On parle de plaie qui ne guérit pas lorsqu’une lésion cutanée ne ferme pas dans le délai attendu ou reste ouverte sans amélioration. Plusieurs facteurs peuvent en être responsables : maladies chroniques sous-jacentes, troubles circulatoires, infections, carences nutritionnelles ou pression prolongée. Ci‑dessous : aperçu pratique des causes, des moments où consulter et des conseils de prévention de base.
Qu’est‑ce qu’une plaie qui ne guérit pas ?
La cicatrisation normale comprend des phases d’inflammation, de réparation tissulaire puis de remodelage. Si la plaie stagne pendant des semaines, ou si sa taille/profondeur ne diminue pas, elle peut être qualifiée de chronique. Ce tableau peut concerner des coupures superficielles, des cicatrices opératoires, des ulcères du pied diabétique, des escarres ou des séquelles de brûlure.

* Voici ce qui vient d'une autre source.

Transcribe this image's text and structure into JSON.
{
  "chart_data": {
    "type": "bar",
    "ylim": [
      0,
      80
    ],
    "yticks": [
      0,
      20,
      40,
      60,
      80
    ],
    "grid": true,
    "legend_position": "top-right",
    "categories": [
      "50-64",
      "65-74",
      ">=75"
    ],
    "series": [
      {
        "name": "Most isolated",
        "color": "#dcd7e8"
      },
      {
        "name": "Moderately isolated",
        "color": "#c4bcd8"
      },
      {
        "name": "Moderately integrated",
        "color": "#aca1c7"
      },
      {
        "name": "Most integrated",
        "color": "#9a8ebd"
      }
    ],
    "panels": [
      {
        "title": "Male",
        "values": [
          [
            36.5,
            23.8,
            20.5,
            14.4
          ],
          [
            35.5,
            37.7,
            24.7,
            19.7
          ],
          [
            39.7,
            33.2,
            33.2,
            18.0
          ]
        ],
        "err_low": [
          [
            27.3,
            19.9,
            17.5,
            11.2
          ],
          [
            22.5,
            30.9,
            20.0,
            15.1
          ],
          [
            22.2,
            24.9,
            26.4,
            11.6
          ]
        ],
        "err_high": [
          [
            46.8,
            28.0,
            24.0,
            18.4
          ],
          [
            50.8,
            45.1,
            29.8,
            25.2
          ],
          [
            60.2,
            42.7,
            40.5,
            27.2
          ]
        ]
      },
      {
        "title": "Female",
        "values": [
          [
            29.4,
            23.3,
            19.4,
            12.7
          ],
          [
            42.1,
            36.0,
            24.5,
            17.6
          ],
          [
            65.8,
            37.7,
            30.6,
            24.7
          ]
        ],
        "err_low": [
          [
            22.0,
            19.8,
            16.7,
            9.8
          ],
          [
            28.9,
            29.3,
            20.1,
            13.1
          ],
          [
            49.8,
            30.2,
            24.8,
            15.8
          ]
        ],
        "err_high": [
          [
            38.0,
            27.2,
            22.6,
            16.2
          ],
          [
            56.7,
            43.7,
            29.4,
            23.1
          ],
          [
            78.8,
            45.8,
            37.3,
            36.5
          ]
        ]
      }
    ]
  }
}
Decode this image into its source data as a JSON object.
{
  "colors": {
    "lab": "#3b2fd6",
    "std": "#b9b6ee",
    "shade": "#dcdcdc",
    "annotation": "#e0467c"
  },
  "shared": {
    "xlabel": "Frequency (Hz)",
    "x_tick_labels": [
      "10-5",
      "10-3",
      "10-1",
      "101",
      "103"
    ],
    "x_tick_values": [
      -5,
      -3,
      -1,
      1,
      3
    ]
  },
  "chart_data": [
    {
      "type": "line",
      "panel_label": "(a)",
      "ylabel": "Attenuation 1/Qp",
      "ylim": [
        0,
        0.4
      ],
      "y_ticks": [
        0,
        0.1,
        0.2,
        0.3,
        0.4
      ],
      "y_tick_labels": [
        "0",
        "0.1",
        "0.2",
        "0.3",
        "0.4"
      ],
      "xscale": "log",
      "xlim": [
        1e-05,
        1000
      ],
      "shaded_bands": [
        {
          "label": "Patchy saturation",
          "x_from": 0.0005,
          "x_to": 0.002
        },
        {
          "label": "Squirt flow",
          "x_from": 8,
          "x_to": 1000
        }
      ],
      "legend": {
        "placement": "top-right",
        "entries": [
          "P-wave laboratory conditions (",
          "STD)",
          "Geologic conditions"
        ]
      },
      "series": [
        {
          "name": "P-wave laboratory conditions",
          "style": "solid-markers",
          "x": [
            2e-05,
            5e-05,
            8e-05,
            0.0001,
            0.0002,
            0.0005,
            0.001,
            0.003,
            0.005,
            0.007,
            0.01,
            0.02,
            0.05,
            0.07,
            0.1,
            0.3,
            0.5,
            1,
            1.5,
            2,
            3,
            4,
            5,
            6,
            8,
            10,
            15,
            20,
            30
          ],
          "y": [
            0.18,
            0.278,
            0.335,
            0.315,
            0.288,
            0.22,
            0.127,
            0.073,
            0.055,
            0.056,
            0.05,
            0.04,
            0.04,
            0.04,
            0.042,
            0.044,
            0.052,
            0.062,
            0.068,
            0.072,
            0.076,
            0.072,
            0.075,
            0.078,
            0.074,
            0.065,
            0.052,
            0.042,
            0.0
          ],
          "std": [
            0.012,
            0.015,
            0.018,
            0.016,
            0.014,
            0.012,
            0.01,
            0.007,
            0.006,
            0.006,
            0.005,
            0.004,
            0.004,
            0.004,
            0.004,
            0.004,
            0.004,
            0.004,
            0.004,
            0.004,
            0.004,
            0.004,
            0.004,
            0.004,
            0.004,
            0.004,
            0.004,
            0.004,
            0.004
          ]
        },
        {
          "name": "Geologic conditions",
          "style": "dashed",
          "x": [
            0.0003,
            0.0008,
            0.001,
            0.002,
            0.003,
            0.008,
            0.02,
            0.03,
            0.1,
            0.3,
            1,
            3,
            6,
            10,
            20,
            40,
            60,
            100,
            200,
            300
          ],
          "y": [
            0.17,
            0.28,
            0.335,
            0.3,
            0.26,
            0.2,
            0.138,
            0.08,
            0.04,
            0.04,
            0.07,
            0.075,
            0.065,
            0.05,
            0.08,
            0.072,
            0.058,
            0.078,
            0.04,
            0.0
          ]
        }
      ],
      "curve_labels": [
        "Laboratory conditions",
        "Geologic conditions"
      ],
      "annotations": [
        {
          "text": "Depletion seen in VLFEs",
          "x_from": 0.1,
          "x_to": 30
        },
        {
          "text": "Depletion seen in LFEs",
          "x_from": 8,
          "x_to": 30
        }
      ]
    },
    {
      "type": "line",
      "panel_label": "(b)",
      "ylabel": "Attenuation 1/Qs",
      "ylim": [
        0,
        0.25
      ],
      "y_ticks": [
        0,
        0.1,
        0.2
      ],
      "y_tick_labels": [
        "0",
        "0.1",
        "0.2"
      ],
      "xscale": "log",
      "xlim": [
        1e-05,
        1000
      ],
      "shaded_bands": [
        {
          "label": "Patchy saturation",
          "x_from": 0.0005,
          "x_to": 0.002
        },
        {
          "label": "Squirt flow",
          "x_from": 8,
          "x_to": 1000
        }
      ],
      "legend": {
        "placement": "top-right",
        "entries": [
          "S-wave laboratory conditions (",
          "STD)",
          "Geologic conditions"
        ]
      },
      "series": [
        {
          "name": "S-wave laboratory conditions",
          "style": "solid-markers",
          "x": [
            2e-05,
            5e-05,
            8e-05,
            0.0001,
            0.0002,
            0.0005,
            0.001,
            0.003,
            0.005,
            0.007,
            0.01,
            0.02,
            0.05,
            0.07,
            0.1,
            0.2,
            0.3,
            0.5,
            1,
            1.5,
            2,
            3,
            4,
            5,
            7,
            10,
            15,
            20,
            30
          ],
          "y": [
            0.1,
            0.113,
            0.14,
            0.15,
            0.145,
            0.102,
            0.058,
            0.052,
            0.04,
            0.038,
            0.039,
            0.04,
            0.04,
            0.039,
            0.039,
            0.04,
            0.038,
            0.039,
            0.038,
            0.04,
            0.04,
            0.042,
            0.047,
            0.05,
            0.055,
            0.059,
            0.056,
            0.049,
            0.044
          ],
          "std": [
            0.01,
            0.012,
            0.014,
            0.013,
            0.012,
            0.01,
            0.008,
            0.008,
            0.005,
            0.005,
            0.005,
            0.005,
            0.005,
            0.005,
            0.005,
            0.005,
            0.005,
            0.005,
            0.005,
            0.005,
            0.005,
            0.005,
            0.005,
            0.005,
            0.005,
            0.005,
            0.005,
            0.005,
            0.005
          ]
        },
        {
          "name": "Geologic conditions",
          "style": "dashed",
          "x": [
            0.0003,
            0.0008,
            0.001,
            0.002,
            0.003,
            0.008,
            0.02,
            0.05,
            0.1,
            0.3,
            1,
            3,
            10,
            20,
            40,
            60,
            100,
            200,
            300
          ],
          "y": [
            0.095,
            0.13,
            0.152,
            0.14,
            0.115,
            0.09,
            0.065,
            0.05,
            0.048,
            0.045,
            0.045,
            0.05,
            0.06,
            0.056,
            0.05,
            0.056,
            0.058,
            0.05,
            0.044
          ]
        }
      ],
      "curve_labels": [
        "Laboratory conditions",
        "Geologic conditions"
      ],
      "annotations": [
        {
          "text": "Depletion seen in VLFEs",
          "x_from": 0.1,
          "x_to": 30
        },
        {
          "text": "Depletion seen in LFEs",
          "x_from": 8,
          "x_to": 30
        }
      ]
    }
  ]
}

Causes fréquentes et facteurs de risque
Parmi les facteurs ralentissant la cicatrisation : mauvais contrôle glycémique, insuffisance circulatoire (par ex. artériopathie périphérique), hypoxie locale, infection chronique, troubles immunitaires, dénutrition, tabagisme et pression répétée. Certains médicaments ou antécédents de radiothérapie peuvent aussi jouer un rôle. Souvent, plusieurs facteurs se conjuguent.
Examens possibles et orientation
L’examen initial repose sur l’anamnèse et l’examen clinique pour caractériser la plaie. Des examens complémentaires peuvent comprendre un dosage de la glycémie, hémogramme, prélèvements pour culture si infection suspectée, et évaluations vasculaires (Doppler, indice cheville‑bras) pour apprécier la circulation. Ces résultats aident à décider de l’orientation vers un spécialiste : médecin généraliste, dermatologue, infectiologue, chirurgie vasculaire ou centre de plaies.
Signes nécessitant une prise en charge urgente
Consultez rapidement si la plaie augmente rapidement, si la douleur est intense, en cas de fièvre, d’étendue croissante des rougeurs, d’écoulement malodorant ou purulent, de saignement incontrôlable, ou de perte de fonction ou de sensation dans un membre. Ces signes peuvent traduire une infection grave ou un risque de nécrose et justifient une évaluation urgente.
Soins quotidiens et prévention
Les principes de base incluent le maintien d’une hygiène adaptée, la protection contre les pressions répétées, l’équilibre de l’humidité locale et la gestion des maladies chroniques (diabète, problèmes vasculaires). Arrêter le tabac, veiller à un apport protéique et vitaminique suffisant, porter des chaussures adaptées et surveiller régulièrement la peau à risque réduisent les complications. Pour un plan de soins personnalisé, adressez‑vous à un professionnel de santé.